Dhyana leads to cessation of unwanted thoughts
- bharatbhushanpadma
- Dec 7, 2023
- 3 min read
More the physical efforts better would be the fruits of action. Mind, on the contrary, becomes most creative when it is relaxed. This state is arrived at when one is in a state of ‘Yoga’. Once mind becomes peaceful and relaxed, the thought process becomes easy and simple. It becomes free from any complexity, preconditioning or limitation. Unaffected by any internal or extraneous influences, one looks at issues in hand with an open mind. You then have a full hand view of whatever is explored, whence you intuitively get to the root of wherever attention is paid. Spontaneity becomes the rule of mind’s game play. Also, one would be able to distinguish between “what one wants” and “what is right” and make most appropriate choices in life.
The process, however, is not easy, as it encounters lot of bottlenecks of its own making. Humans are thinking beings. Nonstop they keep breeding and entertaining thoughts, be they in response to external stimuli, or the ones arising out of in-store impressions. Mind even flirts with assumed thoughts and keeps mulling over them. During the day, it is barely for 45 to 50 minutes of deep slumber at night that mind is at rest. Even during dream stage, mind keeps entertaining thoughts picked up during waking stage in recent or distant past. Not to say anything about waking state. Supposedly each being attends to around sixty to seventy thousand thoughts every day. Mind, in fact, is not at rest even while apparently idling. This human predicament is beautifully portrayed in a couplet by late Maithili Sharan Gupta:“Koi pasa na rahne par bhi janman maun nahi rahta; Ap-apki sunta hai waha ap-apko hi kahata.” It means: “Even if nobody is around, mind is not at rest, it keeps listening and speaking to itself.” This, he wrote describing Lakshman’s state of mind while guarding Lord Rama and his consort Sita sleeping at the dead of night in a fierce jungle, during their fourteen years of exile.
So, mind invariably remains loaded with a massive crowd of thoughts and feelings, ordinarily difficult to contend with. Out of them, some of the thoughts lead to action. Not all thoughts translate into action. The weaker ones die out. But every action is necessarily preceded by a thought. Thinking and feeling, as you are aware, hold the key to all actions on our part. Evidently, the character, content, and intent of the thoughts and feeling will define the quality of our efforts and fruits of actions thereto.
What if the thought-crowd occupying the mind becomes unruly, which is in evidence for a large majority? Mind becomes restive. It then unmindfully wanders hither and thither, and usually gets lost in the unwieldy thought crowd. It loses its sense of purpose and direction. Caught up in this bind, mind loses the sense of alert necessary to invoke one’s faculty of discriminate intelligence for due diligence on account of attention deficiency.

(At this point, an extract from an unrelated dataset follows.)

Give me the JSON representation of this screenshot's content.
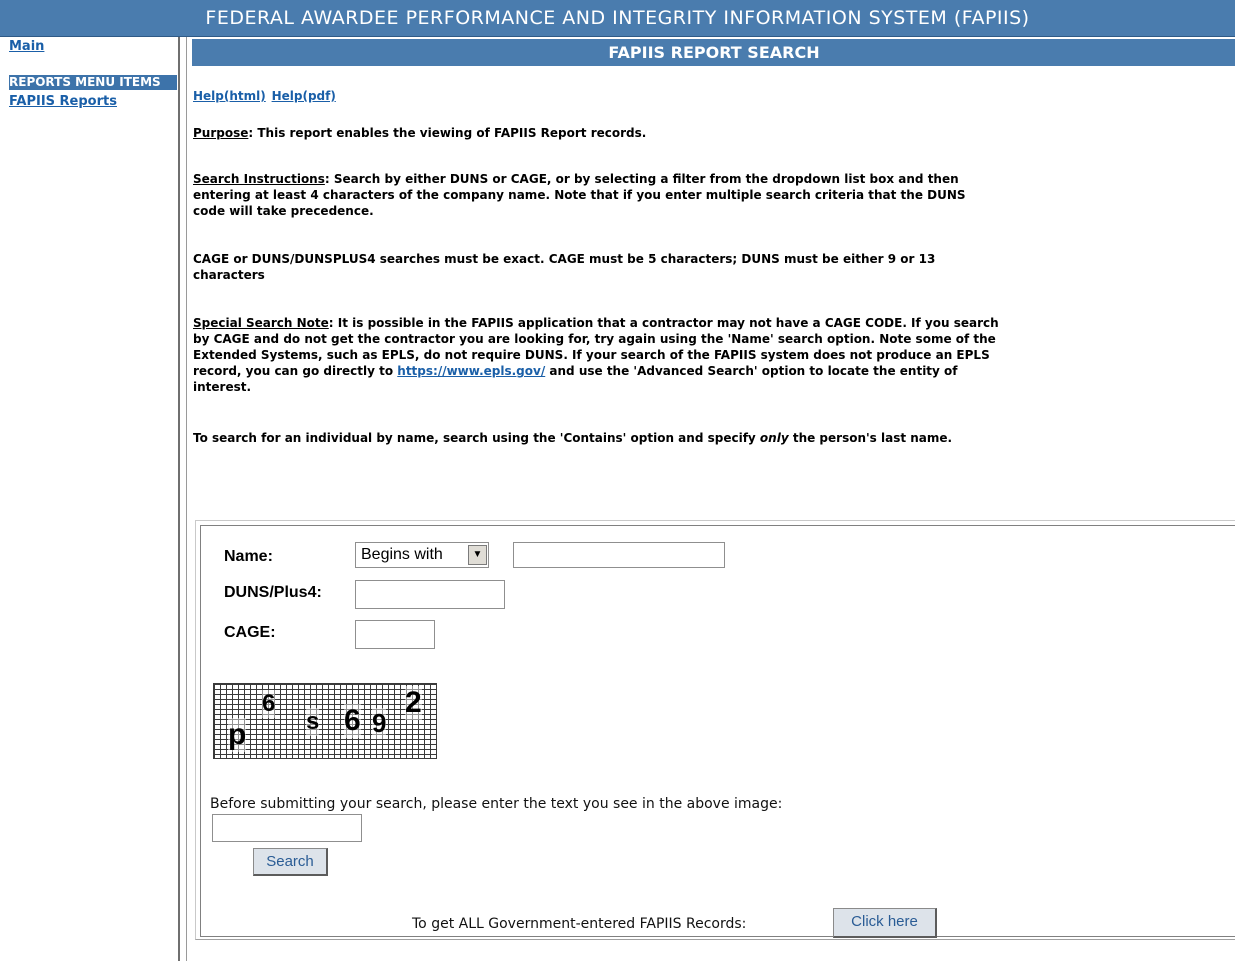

The question now is: How to ensure picking up qualitative and well-intended thoughts, worthy of leading to happy ending? It obviously calls for purifying our mind of all inconsequential and undesirable thought imprints. But for which, mind will be short of the wherewithal necessary for meaningful application. The irony, however, is that a disorderly mind caught up virtually in an impregnable dense jungle of thoughts, hosting untamed wild thought-animals, by itself cannot find a way out. Even otherwise, standing on a plane, which hosts problems, it is not easy to find a way out.
Here comes the role of a Guru. He first enlightens you with your mirror image – the way your mind is inherently predisposed. He then makes you turn your attention inwards to figure out and acknowledge yourself the desire and mind trends, habits & attitudes, as well as virtues & attributes. He then shows the way forward to steer clear of the mental mesh and create ground for restoring orderly functioning of mind. Following which, he leads you through a step-by-step process to acquire the state of Yoga”. You may then have access to the whole landscape of mind, which knows no limits.
There are numerous dhyana techniques in circulation across globe, lot many in circulation on U tube channels. But whatever method you use, the driving spirit of the concept of Yoga as suggested by its proponent sage Patanjali remains: “Citta vritti nirodha” which means cessation of all unwanted thoughts. To attain that state, Patanjali has offered eight-fold sutra – Yama; Niyama; Asana, Pranayama; Pratyahara; Dharana; Dhyana; and Samadhi.